It was a week before Christmas outside the bomb-damaged Kaiser Wilhelm church and the heavy boots of the riot police were caked with snow. Behind the line of olive green uniforms, helmets and shields, families were munching currywurst and sipping gluhwein to the strains of O Tannenbaum, a German Christmas song with the same melody as The Red Flag.
This was 1985 and I had arrived in Berlin just five hours earlier after an overnight train journey through East Germany, during which grumpy border guards patrolled the corridors as we slept.
Although I had visited the city a few years earlier, I think of this image of the Christmas market around the ruined church as my first memory of Berlin.
The church, which stands at the top of the Kurfurstendamm, West Berlin's main shopping street, was deliberately left in its damaged state as a reminder of the misery of war. The riot police were on duty to protect visiting world leaders from the city's hard core of violent anarchists who had vowed to wreck an economic summit being held nearby.
Cold War Berlin was such an extraordinary place that, looking back, it is difficult to imagine how it survived for so long. A walled island in the middle of the communist east, West Berlin was a bizarre and contradictory showcase for western democracy where the most important freedom for many citizens was the right to stay out all night long.
I got to know dozens of these committed idlers during my first years in the city and learnt to marvel at the ingenuity of their schemes to stay on at university for yet another year while they gained a cult status working two nights a week in a fashionable bar.
If you crossed Checkpoint Charlie into East Berlin, as I did every few weeks, it seemed as if the clock was frozen at a moment not too long ago but that nobody quite remembered. The German Democratic Republic was, as the novelist Stefan Heym observed, not very democratic and not really a republic but very German indeed.
Isolation from western advertising and the fact that few easterners spoke English meant that the East seemed to be culturally more German - or more Prussian, perhaps - than the west. But as I got to know a few young people, went to their bars and discos and back to their homes, I was reminded of the Ireland I had left behind.
Even after Gorbachev came to power in the Soviet Union there was little sign that change was on the way in Erich Honecker's East Berlin. Honecker was determined to resist the perestroika reforms and the words every East German child chanted at school - "to learn from Russia is to learn to win" - became a subversive slogan.
When the end came, it came so fast and so dramatically that few Germans understood quite what was going on.
For a few months, it seemed that two systemsand two states might survive and even Helmut Kohl hesitated before he launched his campaign to unify Germany as quickly as possible.
Ruthless, selfish and intellectually uninspiring, Kohl is an unlikely hero, but by grasping the moment of historical opportunity he ensured that, regardless of the outcome of the current investigations into his fundraising irregularities, his reputation as one of the great German political leaders is secure. Berlin was where unification had its most immediate impact, so that westerners and easterners found themselves meeting every day. The more they got to know each other, the less they liked one another and both sides soon started to murmur that they wanted the Wall put back up again.
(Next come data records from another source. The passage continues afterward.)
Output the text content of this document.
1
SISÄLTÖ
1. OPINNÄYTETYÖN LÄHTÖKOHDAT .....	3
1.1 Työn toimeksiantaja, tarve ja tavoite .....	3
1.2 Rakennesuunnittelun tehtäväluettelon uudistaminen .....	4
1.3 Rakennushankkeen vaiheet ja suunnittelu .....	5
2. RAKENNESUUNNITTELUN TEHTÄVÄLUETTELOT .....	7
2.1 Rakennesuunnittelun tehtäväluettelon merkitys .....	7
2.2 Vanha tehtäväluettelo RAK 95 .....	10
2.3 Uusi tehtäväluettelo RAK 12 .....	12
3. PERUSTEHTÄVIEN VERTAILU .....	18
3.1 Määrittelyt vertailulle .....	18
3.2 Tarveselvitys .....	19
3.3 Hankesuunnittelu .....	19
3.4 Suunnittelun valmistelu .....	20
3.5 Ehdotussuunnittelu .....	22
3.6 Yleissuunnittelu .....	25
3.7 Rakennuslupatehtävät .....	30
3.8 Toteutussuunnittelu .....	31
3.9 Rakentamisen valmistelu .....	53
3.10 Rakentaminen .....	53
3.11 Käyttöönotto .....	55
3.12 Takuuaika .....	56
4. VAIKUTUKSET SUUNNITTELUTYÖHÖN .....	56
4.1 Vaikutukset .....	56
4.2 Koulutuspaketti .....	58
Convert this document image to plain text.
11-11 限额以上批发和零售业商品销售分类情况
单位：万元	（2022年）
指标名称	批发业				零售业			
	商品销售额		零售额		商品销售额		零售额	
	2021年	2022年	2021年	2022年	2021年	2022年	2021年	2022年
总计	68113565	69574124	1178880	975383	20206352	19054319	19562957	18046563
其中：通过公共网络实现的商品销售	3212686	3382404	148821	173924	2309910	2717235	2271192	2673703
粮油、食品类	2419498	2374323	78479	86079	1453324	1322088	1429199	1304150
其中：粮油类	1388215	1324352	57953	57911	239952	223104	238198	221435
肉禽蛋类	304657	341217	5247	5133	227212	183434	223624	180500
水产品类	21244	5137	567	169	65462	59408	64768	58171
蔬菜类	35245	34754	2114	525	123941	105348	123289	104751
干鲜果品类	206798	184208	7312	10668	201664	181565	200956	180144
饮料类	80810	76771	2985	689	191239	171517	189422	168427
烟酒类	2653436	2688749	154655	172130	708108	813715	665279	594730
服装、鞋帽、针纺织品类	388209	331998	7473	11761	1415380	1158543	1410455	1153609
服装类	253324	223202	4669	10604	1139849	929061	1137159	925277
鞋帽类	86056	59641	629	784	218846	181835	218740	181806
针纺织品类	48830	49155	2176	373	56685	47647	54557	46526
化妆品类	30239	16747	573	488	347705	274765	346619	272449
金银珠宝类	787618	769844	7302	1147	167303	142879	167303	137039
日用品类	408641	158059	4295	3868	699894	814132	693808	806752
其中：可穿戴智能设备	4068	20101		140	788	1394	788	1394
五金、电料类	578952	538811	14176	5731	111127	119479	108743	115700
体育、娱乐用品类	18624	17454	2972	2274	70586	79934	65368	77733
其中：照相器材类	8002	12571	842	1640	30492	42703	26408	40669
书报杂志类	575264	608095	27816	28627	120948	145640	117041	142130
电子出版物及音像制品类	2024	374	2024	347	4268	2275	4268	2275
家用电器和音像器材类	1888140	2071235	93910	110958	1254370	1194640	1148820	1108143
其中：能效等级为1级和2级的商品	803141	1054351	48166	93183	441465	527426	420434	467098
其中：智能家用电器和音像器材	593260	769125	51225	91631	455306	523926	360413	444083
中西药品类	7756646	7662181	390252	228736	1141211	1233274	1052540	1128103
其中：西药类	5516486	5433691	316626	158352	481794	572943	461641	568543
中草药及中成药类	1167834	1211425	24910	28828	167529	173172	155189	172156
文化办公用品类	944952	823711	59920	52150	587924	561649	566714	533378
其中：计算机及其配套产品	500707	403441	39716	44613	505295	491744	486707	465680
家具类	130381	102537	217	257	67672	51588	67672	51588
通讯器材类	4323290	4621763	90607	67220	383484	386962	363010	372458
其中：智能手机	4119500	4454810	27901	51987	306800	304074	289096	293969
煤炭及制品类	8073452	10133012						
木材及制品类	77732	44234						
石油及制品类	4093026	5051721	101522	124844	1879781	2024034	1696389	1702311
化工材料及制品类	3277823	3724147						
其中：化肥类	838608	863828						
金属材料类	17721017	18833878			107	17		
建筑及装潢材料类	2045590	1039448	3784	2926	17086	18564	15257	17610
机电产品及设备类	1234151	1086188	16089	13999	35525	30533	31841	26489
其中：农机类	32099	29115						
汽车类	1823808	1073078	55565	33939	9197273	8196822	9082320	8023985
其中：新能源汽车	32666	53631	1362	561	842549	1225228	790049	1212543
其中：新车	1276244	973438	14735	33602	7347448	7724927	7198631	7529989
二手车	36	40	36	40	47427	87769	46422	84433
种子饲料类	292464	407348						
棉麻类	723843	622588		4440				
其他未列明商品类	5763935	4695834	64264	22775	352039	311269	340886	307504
Westerners characterised their eastern neighbours as lazy, ungrateful and greedy while East Berliners complained of western arrogance and a lack of understanding of the difficulty of adopting an entirely new system. On balance, my sympathy is with the easterners, who had to adjust to new ways of doing everything from insuring their houses to claiming state benefits.
Some easterners, however, expressed their bitterness by turning on foreigners, and ethnic minorities throughout eastern Germany live in almost constant fear.
Chancellor Gerhard Schroder is showing more political leadership in the fight against racist violence than his predecessor did. But the conservative opposition appears determined to use immigration and its threat to what they call Germany's "defining culture" in the next election campaign.
The need to attract more workers from abroad may force German society to confront the reality that it is a multicultural society and that it benefits from ethnic diversity. But the Chancellor will need a strong political nerve to face down populist demands for more safeguards for German culture that can only have the effect of alienating ethnic minorities further.
Leaving Berlin after such a long time, I am struck by how little difference the changes of the past few years have made to how I think of the city. The massive construction programme of the 1990s has transformed the centre of the city, and Potsdamer Platz, long a wilderness in the no man's land between east and west, is now a huge, spanking new complex of shops, offices and cinemas.
But as I cycle through the Tiergarten, spend an evening at the Paris Bar or stop off in a kneipe for a late night drink, Berlin is what it has always been to me - a city where you can be yourself, no matter how unusual or outrageous that should be. It is a city that has taken to heart Frederick the Great's promise of freedom and diversity in Prussia: Jeder nach sein Facon (Each after his own fashion).